Boards have spent years debating whether they should hire a Chief Digital Officer. They've hired consultants to help them understand AI risk. And yet most boards are completely unprepared for the thing most likely to test their governance in real time: a significant cybersecurity incident.
A ransomware attack. A data breach. A third-party supplier compromised. These aren't hypotheticals. They happen to well-run companies with capable technology teams. And when they happen, the board's role is not to fix the technical problem, it's to govern through a crisis they almost certainly didn't rehearse.
Why boards are usually unprepared
The most common failure mode is this: the board is told that "we take cybersecurity seriously," cyber risk appears on the risk register, and there's a brief mention of it at the annual strategy away day. Nobody on the board has read the incident response plan. Nobody has asked who specifically would call whom if something happened at 11pm on a Saturday.
This is not negligence, it's a structural gap. Boards are asked to oversee cyber risk without being given a framework for what that oversight actually looks like under pressure. The result is boards that understand cyber risk in the abstract but have no muscle memory for acting on it when it's real.
A significant incident also moves faster than most board processes. Decisions that would normally take a board meeting, whether to pay a ransom, when to notify regulators, how to communicate with customers, need to happen in hours. If the governance structures aren't built in advance, you'll be improvising them during the crisis.
Before: what good preparation looks like
Good cyber governance starts long before any incident. The board's job in the preparation phase is primarily about asking the right questions and ensuring the right structures are in place.
- Who is the CISO or equivalent, and does the board have a direct relationship with them, not just through the CEO?
- Has the board reviewed and approved the incident response plan, and does it include board-level escalation criteria?
- What are the regulatory notification requirements, and who owns that decision when time is short?
- Has the organisation run a tabletop exercise that includes board members?
- What cyber insurance coverage exists, and has the board verified that it would actually apply to the most likely scenarios?
The tabletop exercise is the piece most boards skip. It feels like an overhead, a whole afternoon of simulating something that probably won't happen. But it's the only way a board discovers in advance whether its decision-making process can handle compressed timelines and incomplete information.
During: the board's actual role
When an incident is live, the board's primary job is to enable management to respond, not to manage the incident itself. This distinction is easy to state and genuinely difficult to practise under pressure.
Concretely, this means:
- Establishing a clear communication rhythm so the board is informed without overwhelming the response team
- Providing decision authority for choices that exceed management's normal remit, ransom payments, emergency expenditure, decisions to notify before the facts are fully established
- Coordinating with legal counsel on regulatory obligations, which vary significantly by jurisdiction and type of data involved
- Managing external communication, particularly if the incident becomes public, where the board's credibility may be needed
The chair of the board typically has a specific role here: maintaining composure and communication with major stakeholders, including investors, while the management team focuses on the technical response. If the company is publicly listed, the interaction with financial markets communications becomes another immediate complexity.
The ransom decision
Ransomware incidents create a particularly acute governance challenge. The question of whether to pay a ransom is one that boards need to have a pre-agreed position on, because under the pressure of an active attack, with systems down and operations halted, the argument for paying can feel compelling even if it isn't the right call.

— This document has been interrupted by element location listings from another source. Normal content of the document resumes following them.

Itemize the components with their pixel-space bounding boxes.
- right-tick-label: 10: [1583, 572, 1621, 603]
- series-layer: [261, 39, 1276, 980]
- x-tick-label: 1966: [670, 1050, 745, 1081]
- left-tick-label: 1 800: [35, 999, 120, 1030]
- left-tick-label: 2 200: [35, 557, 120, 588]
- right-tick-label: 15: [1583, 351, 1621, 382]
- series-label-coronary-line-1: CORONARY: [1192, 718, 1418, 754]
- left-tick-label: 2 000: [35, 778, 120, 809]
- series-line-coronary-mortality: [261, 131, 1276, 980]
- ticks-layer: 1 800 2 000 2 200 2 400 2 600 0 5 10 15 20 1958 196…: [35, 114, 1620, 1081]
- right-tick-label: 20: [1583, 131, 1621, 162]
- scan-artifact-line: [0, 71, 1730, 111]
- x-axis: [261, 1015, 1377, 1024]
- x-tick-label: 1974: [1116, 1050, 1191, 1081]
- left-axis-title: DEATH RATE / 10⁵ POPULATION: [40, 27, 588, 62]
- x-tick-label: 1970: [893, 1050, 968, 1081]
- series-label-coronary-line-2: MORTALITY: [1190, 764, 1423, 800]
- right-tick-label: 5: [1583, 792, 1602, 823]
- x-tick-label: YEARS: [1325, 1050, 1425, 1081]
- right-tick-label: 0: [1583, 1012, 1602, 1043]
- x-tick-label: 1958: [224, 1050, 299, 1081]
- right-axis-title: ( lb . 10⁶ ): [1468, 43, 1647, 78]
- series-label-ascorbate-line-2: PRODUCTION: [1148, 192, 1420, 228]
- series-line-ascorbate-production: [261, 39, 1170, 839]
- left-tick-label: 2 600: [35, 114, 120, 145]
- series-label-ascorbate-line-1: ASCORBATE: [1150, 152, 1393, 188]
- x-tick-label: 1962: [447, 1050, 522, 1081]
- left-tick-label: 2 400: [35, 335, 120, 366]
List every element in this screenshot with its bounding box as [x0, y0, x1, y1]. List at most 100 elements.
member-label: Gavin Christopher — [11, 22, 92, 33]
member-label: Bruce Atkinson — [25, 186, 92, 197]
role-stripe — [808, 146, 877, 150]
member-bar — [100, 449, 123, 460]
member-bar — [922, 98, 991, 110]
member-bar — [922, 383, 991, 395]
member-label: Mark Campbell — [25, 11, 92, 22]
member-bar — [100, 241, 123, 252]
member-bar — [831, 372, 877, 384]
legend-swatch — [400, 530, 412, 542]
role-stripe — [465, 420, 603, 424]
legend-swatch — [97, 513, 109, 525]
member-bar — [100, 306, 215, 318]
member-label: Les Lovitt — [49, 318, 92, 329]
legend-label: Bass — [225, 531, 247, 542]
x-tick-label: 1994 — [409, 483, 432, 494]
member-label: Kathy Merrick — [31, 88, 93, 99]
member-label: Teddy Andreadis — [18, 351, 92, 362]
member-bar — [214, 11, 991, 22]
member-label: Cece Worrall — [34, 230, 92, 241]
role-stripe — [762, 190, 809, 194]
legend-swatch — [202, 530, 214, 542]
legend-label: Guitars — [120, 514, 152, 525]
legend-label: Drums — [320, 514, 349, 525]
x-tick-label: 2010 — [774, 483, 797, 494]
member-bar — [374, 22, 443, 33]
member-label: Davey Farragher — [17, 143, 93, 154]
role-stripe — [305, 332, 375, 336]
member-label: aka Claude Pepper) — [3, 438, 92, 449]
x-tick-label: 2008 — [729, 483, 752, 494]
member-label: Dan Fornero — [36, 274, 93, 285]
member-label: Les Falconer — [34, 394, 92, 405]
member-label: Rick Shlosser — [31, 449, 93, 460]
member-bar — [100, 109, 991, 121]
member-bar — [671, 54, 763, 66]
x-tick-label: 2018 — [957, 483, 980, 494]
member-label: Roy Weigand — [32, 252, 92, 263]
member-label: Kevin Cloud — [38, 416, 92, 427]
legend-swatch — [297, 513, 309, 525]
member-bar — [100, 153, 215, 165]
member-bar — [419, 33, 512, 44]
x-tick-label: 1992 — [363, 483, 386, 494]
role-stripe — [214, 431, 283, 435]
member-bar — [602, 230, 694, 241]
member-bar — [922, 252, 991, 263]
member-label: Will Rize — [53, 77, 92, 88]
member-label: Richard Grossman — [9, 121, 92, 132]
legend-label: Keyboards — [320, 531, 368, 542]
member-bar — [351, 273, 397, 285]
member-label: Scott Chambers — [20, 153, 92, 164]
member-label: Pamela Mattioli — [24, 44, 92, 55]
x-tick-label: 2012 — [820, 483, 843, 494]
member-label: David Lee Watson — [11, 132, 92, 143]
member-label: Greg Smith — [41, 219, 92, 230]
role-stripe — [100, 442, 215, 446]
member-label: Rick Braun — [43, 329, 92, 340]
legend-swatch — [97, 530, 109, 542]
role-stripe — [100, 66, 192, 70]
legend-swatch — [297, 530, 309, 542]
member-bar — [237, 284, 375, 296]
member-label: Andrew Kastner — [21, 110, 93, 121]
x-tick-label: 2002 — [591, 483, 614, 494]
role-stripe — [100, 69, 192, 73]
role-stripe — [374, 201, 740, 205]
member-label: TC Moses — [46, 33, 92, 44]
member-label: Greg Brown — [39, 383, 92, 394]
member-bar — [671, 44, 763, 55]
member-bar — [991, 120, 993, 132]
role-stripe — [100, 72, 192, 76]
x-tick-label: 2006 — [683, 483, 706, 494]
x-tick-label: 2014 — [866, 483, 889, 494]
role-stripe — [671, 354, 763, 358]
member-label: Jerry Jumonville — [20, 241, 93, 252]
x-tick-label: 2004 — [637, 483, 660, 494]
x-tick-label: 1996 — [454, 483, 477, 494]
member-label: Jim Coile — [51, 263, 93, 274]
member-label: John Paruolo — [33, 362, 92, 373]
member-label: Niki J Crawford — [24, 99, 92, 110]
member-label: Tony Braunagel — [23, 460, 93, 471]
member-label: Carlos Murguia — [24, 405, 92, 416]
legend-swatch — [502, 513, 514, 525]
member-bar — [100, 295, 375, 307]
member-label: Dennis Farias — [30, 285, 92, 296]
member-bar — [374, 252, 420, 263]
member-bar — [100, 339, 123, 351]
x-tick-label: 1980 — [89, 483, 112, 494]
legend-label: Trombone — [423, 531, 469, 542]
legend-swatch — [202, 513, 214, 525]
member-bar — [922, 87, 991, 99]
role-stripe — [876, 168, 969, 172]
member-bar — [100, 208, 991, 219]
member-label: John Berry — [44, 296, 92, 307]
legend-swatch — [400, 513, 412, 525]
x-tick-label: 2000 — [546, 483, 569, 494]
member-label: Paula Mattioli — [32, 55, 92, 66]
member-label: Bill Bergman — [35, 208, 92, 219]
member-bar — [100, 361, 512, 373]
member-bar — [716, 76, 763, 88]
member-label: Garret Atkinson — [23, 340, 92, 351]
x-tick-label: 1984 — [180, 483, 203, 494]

The considerations are complex, regulatory prohibitions in some jurisdictions, the question of whether payment guarantees restoration, the precedent it sets, the reputational implications. But the point is that this decision should not be made in the heat of an incident by people who haven't thought through it in advance. The board needs a position before it needs it.
After: review and accountability
The post-incident review is where board governance is most commonly neglected. It's tempting to declare the incident over once systems are restored and move on. But the review phase is where boards actually learn, and where they determine whether the incident reflects a governance failure, a management failure, or genuinely bad luck.
A proper board-level post-incident review asks:
- Was the incident response plan effective, and where did it break down?
- Was the board's decision-making process adequate given the time pressure?
- Were there early warning signals that should have been escalated sooner?
- What changes to risk management and investment are now required?
- If regulators are involved, how is the remediation plan being managed?
The review should produce concrete changes, not just to technical infrastructure, but to governance processes. If the board discovered during the incident that it didn't know who to call or what authority it had, that's a governance gap that needs to be closed before the next one.
What this requires of board members
None of this requires board members to be cybersecurity technicians. It requires them to ask hard questions in advance, participate in scenario planning, understand the company's regulatory obligations, and be clear about what decisions they reserve for themselves versus delegate to management.
The CISO relationship matters more than most boards realise. The CISO needs to trust that they can escalate a genuine concern to the board without it being filtered or minimised at the executive layer. And the board needs enough of a direct relationship with the CISO to assess whether the assurances they're receiving are well-founded.
Cyber risk has moved from a technology issue to a governance issue. The boards that manage it well have treated it that way before anything went wrong.